Entscheidung des BGH:

Der 3. Strafsenat des BGH hat die zulässige Rechtsbeschwerde verworfen. Nach § 3 Abs. 2 Nr. 8 der Coronaschutzverordnung NRW bestand eine Pflicht zum Tragen einer Maske im Gebiet Köln Altstadt. Eine solche Anordnung sei ordnungsgemäß ergangen. Auch würden die Rechtsvorschriften kein Verfassungsrecht verletzen. § 35 Abs. 1 Nr. 2 PolG NRW ermächtige zur Freiheitsentziehung. Zur Unterbindung der Ordnungswidrigkeit sei die Maßnahme weder dem Grunde noch der Dauer nach zu beanstanden gewesen.

Anmerkung der Redaktion:

Bei der streitentscheidenden Coronaschutzverordnung NRW handelt es sich um die ab dem 16.12.2020 gültige Fassung. Die aktuelle Coronaschutzverordnung NRW finden Sie hier.
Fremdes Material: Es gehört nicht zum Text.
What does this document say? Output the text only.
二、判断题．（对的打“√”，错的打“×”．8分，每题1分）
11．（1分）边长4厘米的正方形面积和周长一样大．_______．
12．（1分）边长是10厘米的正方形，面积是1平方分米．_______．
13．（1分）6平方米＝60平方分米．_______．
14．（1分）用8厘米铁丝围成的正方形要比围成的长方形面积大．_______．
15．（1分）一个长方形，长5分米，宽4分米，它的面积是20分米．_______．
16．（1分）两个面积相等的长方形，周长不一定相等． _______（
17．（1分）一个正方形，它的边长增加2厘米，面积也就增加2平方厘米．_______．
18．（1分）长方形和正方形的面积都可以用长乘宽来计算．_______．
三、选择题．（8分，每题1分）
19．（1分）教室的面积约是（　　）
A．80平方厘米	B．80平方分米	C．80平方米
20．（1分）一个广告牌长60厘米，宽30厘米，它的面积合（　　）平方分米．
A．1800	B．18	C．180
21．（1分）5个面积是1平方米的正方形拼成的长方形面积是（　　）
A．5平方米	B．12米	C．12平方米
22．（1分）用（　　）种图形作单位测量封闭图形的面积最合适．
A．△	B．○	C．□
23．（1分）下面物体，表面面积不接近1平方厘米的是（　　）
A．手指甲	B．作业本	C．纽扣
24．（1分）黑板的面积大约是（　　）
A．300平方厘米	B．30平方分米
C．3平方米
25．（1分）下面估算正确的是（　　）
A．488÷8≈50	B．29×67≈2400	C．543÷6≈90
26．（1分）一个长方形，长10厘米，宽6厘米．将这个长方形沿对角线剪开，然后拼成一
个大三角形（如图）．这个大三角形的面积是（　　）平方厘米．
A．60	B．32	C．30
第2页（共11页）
Gesetz zur Änderung des IfSG

Gesetz zur Änderung des Infektionsschutzgesetzes und anderer Vorschriften: BGBl I 2022, S. 466 ff.

Gesetzesentwurf:

  • Gesetzesentwurf der Fraktionen SPD, BÜNDNIS 90/DIE GRÜNEN und FDP: BT Drs. 20/958

Die Fraktionen der SPD, BÜNDNIS 90/DIE GRÜNEN und FDP haben am 10. März 2022 einen Entwurf eines Gesetzes zur Änderung des Infektionsschutzgesetzes und anderer Vorschriften eingebracht. Anlass des Entwurfes war das Ende der Geltungsdauer der Rechtsgrundlage für die meisten Schutzmaßnahmen, insbesondere die Regelungen in § 28a Absatz 7 bis 9 und § 28b des IfSG zum 19. März 2022. Der Gesetzesentwurf der Fraktionen sieht vor, dass nach dem 19. März 2022 nur noch die Länder befugt sein sollen bestimmte Maßnahmen zur Maskenpflicht und zur Testpflicht treffen zu dürfen.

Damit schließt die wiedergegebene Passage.